3. The book made a small profit on the Super Bowl, even though the combination of a Giants win with the under was its worst possible outcome. The Giants haunted Vegas’ sportsbooks during their run to the championship, as they were heavily bet in each round of the playoffs. That wasn’t a huge deal at home against the Falcons, but they got plenty of action on their moneyline (straight-up bets on a team to win or lose, regardless of any spread) as underdogs in each of their final three wins. The ticket count was lopsided toward the Giants for most of the two weeks preceding Super Bowl XLVI, but a number of big bets came in late on the Patriots to even things out. There was no such luck for the point total, as just about every book in the city opened up with a total around 55 points and saw steady action on the under push that figure down to 53. A 21-17 final meant that the game only resulted in 38 points, giving the public a nice win there.
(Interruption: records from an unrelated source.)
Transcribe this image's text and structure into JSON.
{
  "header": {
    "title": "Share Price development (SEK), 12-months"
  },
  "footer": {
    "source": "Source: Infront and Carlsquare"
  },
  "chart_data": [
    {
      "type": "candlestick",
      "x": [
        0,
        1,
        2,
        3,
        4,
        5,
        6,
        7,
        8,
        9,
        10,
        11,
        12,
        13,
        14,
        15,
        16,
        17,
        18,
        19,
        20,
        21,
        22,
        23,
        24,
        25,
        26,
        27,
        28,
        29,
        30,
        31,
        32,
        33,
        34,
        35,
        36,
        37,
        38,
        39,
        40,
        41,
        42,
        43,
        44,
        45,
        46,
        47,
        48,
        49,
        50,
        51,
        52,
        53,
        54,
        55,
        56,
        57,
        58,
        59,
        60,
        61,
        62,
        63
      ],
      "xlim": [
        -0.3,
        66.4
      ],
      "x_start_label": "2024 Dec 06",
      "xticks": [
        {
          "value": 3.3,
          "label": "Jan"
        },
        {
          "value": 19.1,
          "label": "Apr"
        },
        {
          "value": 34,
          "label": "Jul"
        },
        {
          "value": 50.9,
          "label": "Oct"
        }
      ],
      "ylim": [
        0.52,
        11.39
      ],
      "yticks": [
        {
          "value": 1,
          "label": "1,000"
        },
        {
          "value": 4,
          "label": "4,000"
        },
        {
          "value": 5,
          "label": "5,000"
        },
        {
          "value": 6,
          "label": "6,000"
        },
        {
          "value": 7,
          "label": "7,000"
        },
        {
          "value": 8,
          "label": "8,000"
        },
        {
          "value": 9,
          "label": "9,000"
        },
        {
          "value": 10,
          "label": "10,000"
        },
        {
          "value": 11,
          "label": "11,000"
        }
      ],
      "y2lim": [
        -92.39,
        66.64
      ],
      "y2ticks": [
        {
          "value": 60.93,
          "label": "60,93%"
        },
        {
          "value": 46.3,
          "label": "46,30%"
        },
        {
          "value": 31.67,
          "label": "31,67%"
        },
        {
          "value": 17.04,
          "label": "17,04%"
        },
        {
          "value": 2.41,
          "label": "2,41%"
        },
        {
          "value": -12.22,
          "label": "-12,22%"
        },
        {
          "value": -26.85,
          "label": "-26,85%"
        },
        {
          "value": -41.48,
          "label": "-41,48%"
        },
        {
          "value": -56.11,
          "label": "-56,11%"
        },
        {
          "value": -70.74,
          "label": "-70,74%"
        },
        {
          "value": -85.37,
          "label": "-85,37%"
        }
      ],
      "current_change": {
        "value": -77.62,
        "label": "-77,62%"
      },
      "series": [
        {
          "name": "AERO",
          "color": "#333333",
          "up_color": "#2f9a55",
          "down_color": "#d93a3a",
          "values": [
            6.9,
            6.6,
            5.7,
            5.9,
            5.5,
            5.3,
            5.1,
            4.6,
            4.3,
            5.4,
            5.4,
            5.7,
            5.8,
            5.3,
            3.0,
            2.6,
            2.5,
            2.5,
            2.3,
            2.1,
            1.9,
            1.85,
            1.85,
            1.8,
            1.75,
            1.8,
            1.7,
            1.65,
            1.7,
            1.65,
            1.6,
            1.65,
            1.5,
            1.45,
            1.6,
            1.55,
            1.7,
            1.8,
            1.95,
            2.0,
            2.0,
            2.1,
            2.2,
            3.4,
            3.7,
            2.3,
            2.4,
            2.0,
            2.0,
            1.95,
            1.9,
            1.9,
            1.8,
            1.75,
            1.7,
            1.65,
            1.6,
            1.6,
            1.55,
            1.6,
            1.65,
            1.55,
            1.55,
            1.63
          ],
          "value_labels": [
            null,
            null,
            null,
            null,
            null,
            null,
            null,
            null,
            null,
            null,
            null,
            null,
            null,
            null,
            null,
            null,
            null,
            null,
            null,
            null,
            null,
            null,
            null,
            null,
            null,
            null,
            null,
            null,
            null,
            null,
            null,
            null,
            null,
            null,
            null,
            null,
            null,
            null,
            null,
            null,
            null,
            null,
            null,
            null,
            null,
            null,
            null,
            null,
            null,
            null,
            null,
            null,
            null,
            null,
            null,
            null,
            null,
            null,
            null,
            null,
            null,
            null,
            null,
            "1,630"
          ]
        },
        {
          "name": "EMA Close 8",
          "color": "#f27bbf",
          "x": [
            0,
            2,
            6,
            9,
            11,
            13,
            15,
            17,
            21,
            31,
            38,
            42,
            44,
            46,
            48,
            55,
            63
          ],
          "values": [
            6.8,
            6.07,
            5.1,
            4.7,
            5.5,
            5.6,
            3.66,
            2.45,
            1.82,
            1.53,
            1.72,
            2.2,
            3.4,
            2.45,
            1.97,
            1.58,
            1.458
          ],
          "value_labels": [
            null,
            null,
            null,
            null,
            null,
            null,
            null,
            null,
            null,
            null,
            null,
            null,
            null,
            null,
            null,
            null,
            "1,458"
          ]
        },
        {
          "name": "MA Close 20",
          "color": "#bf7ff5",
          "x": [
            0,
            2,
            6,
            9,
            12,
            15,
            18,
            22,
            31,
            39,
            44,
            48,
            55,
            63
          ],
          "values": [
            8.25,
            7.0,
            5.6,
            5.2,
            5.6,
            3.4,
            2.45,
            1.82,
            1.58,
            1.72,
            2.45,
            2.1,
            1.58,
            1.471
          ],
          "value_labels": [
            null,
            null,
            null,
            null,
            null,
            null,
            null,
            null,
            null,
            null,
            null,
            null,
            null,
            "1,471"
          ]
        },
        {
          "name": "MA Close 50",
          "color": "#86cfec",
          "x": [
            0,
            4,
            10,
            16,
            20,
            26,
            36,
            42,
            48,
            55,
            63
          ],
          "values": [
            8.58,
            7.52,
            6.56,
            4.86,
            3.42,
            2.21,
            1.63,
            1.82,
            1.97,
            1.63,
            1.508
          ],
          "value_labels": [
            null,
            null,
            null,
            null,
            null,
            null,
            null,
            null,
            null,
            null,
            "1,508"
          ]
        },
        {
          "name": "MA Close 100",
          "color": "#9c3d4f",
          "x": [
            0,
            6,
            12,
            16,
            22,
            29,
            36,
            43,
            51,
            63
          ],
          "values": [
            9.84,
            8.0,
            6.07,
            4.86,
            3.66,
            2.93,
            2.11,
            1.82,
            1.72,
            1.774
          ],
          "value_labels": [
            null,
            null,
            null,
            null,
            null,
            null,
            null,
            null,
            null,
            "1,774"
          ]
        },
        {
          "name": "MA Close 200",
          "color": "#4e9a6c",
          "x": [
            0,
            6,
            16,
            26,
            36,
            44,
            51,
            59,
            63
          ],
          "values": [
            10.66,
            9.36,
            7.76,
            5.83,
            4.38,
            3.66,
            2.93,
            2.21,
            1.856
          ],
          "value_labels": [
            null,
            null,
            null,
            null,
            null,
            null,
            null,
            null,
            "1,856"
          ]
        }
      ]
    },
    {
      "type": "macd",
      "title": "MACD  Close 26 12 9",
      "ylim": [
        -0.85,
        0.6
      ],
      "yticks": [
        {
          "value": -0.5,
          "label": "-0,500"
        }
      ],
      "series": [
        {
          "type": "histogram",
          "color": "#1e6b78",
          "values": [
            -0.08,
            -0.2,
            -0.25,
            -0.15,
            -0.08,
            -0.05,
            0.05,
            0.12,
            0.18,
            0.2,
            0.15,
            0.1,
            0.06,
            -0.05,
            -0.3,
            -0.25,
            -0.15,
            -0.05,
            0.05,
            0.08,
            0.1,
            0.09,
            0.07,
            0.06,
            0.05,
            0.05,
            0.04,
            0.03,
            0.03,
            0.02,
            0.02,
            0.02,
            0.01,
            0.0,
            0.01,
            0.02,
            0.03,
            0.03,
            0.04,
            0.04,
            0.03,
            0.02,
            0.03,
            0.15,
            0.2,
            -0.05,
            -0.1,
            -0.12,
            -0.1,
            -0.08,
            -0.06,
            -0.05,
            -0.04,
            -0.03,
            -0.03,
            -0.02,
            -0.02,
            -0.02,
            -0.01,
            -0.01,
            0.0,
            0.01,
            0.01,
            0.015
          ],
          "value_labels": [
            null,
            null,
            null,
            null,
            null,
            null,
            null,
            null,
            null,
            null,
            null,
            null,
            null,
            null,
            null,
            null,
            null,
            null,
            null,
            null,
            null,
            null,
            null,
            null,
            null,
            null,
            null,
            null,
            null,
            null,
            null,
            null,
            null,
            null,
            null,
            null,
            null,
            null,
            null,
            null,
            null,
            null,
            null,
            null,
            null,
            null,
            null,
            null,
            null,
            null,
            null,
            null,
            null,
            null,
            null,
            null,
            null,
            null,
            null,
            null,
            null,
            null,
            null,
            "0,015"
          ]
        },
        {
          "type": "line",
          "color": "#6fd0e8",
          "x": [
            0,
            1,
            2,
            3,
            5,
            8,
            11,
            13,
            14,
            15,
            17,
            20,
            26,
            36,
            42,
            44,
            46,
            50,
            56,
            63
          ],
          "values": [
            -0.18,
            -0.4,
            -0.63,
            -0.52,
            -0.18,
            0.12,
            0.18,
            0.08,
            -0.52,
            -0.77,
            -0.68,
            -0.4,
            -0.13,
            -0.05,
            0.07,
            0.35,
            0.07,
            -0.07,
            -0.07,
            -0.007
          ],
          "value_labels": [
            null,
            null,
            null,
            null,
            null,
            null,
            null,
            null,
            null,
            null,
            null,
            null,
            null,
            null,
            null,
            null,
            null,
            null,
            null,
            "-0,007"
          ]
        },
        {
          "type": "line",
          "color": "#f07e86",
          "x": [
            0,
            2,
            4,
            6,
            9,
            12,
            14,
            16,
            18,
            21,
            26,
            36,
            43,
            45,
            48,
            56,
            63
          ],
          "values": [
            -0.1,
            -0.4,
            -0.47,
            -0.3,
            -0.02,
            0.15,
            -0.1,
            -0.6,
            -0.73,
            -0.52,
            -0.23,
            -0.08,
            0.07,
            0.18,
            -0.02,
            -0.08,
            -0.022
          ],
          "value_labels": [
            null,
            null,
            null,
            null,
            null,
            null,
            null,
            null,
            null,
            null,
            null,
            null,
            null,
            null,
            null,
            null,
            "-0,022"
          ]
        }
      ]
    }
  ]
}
4. Every sportsbook director in Vegas hated that safety. In our preview of the prop bets available, we scoffed at the idea of a safety and noted that betting against a safety was one of the best decisions you could make. Oops. Of course, when Tom Brady threw a pass to an invisible receiver on New England’s first attempt of the game, he made a lot of bettors happy that they put down some money on those +900 odds.
Bookmakers were not quite as pleased. As Kornegay noted, “People come to Vegas to bet on things happening, not against them.” The vast majority of the action on that bet came in on the safety occurring, which cost the books a pretty penny on a bet that almost always goes in their favor. In addition, they had to pay out longshot winners on a safety being the first score of the game and on the Giants’ first score of the game coming by safety, which was a +10000 proposition. And yes, while nobody on planet Earth has bet on the Bobcats winning the NBA title this year, somebody did bet on the Giants scoring their opening points of this year’s Super Bowl with a safety.
The LVH’s profit on prop bets ended up coming thanks to the same low score that paid off so many “under” bettors. With no shockingly great performances and a lot of slightly below-average yardage totals, gamblers who were mostly taking the over on player propositions didn’t hit on very many of them.
We’ll end with another bizarre tale
5. The LVH can’t win a coin-toss bet. Over the past few seasons, the LVH has failed to turn a profit on a bet that should go its way. The opening coin toss of the Super Bowl is a fool’s bet, a chance to gamble on a true 50/50 proposition without 50/50 odds, as the -101 odds dictate that a $100 bet would only return $99.01 in profit. Assuming that half of the gambling populace thinks the bet will be heads and the other half thinks that it’ll be tails, the bet should return a slight profit to the LVH over the long run.
The reality, though, is that the gambling public does not end up going with a 50/50 split. For some reason, the public favors a bet on heads over one on tails, meaning that the book will usually turn a profit when a coin toss comes up tails and lose money when that same coin falls on the other side. This was backed up by the Papa John’s poll where the public got to pick heads or tails for the coin toss with a free pizza on the line, in which 60 percent of voters chose heads.
You can see where this one’s going. For the fourth straight year, the Super Bowl coin toss came up heads. Vegas lost on the dumbest bet in the book. Again. And that wasn’t even the most exciting story to come out of the coin toss, as New York’s failed call of the coin meant that the AFC won the coin toss for the first time in 15 years. The odds of one conference winning the coin toss 14 consecutive times are 8192-to-1, or +819200 in proper Vegas parlance. Hey! We finally found a bet that made a Bobcats NBA title run look likely.
We’ll be reviewing the LVH book in March as part of our coverage of Vegas’ second-biggest sports betting event of the year: the first round of the NCAA tournament.